With the financial crisis behind us and the problems fresh in our minds, why then does there seem to be a push towards alternative lending products and valuation products again? Are we heading down the same old road? Some say that we are, and some say that we are not. With that question in mind, there are obvious concerns surrounding how the secondary market is treating these new products. Are the concerns recognized, and if so, how are they being addressed? Armed with the questions, I reached out to some of the leading rating agencies to see how the secondary market is viewing the changes in valuation that are being discussed and proposed.
What I found was that when it comes to the potential increased risks of alternative valuations on RMBS the agencies are not oblivious to the new products being proposed. The types of appraisal alternatives that they were analyzing included hybrid appraisals, broker price opinions (BPOs), and automated valuation models (AVMs). They found that the types of appraisal alternatives vary across RMBS products, and the risks vary across the appraisal alternatives. Each valuation method presented different strengths and challenges.
As for specific concerns with the increased use of other types of valuation products outside the traditional appraisal the agencies are uneasy that alternatives to traditional appraisals are drawing increasing interest among US mortgage market participants, signaling the likelihood of increased use of these alternatives over the coming months and years. They found that such a shift would weaken the credit quality of new residential mortgage-backed securities (RMBS) unless the transactions mitigate certain risks.
The specific types of mitigants were, among other things, (1) use of products with stronger profiles, (2) the nature of their use, such as in quality control or as a primary valuation, (3) borrower or loan attributes that result in stronger and/or more predictable mortgage performance, or (4) additional RMBS credit enhancement.
With increased risks being such a concern, there is an upside to the use of these products for specific uses. In some situations, greater use of the alternatives could potentially improve RMBS credit quality; for example, decisions to deploy cheaper valuation options could help preempt a shift toward smaller sampling during quality control or due diligence.
Even though the use of these products creates concerns about potential elevated risks, these products appear to be gaining momentum. This popularity is based on reduction of operational costs, increased efficiencies and/or response to the shrinking and aging ranks of US appraisers. This is why mortgage market participants are increasingly exploring the use of these alternatives to traditional appraisals for property valuations and, in some cases, starting to use them more. However, the rating agencies understand that the increased interest that they are drawing signal greater potential risks.
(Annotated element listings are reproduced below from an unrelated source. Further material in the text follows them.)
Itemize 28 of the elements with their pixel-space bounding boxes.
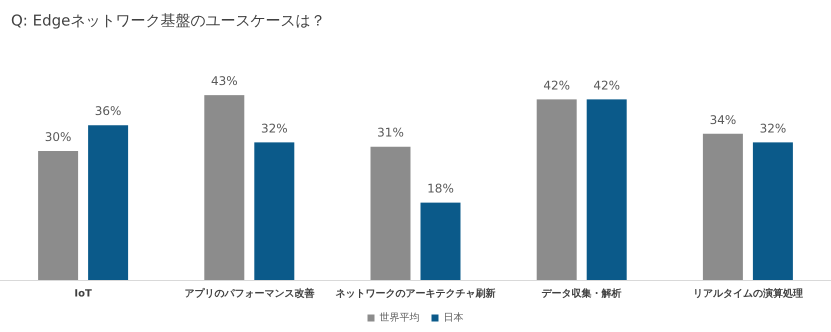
bar xyxy=(254,142,294,280)
x-tick-label: IoT xyxy=(74,288,92,300)
bar xyxy=(88,125,128,280)
data-label: 31% xyxy=(377,126,404,140)
data-label: 34% xyxy=(710,112,736,127)
bar xyxy=(38,151,78,280)
legend-label: 世界平均 xyxy=(380,312,420,324)
data-label: 32% xyxy=(760,121,786,136)
x-tick-label: アプリのパフォーマンス改善 xyxy=(184,288,314,300)
bar xyxy=(420,202,460,280)
data-label: 42% xyxy=(593,78,620,92)
bar xyxy=(586,99,627,280)
legend-label: 日本 xyxy=(444,312,464,324)
bar xyxy=(204,95,244,280)
bar xyxy=(370,146,410,280)
data-label: 42% xyxy=(543,78,570,92)
x-tick-label: データ収集・解析 xyxy=(542,288,622,300)
data-label: 43% xyxy=(210,74,238,88)
x-tick-label: ネットワークのアーキテクチャ刷新 xyxy=(336,288,496,300)
data-label: 32% xyxy=(260,121,288,136)
bar xyxy=(536,99,577,280)
data-label: 18% xyxy=(427,182,454,196)
chart-title: Q: Edgeネットワーク基盤のユースケースは？ xyxy=(11,12,326,30)
bar xyxy=(702,134,743,280)
bar xyxy=(752,142,793,280)
x-tick-label: リアルタイムの演算処理 xyxy=(692,288,803,300)
data-label: 30% xyxy=(44,130,72,144)
data-label: 36% xyxy=(94,104,122,118)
Loans which do not get a full appraisal would be exposed to new risks such as the quality of the evaluation as well as the lack of standardization of the evaluation process. The level of risk would also depend on certain offsetting factors, such as recently performed appraisals. Other limitations include the inability to pinpoint emerging risks critical to supporting the property valuation due to the inability to incorporate appraisal commentary or recent local news in the analysis.
In addition to the risks proposed by the alternative valuations, the concerns of increased risks are compounded when coupled with the increase in the threshold balance from $250,000 to $400,000 for loans made by banks that could use a property evaluation rather than full appraisals. Lima Ekram, AVP, Moody’s who spoke at the Valuation Expo in Chicago, provided the following response after the US Treasury’s report recommended the increased use of other valuation products:
“ If implemented, the policy would likely lead to the increased use of automated valuation models (AVMs) and hybrid appraisals to value residential properties in lieu of full appraisals, which could introduce new risks for RMBS, such as systemic model and data errors for AVMs, and for hybrid appraisals, the use of poorer quality information.”
While there is certainly no one advocating that the US housing market and economy are in a similar situation to that which occurred prior to the previous financial crisis, there are signs that point to obvious concerns which must be addressed. It is clear that there are red flags that must be fully observed and addressed, and the results fully vetted for worst-case scenarios.
No one wants to go down the same road we have traveled before. Therefore, it is imperative that all the caution signs are observed, and we are not just trying to change the name of the same old road we have traveled before.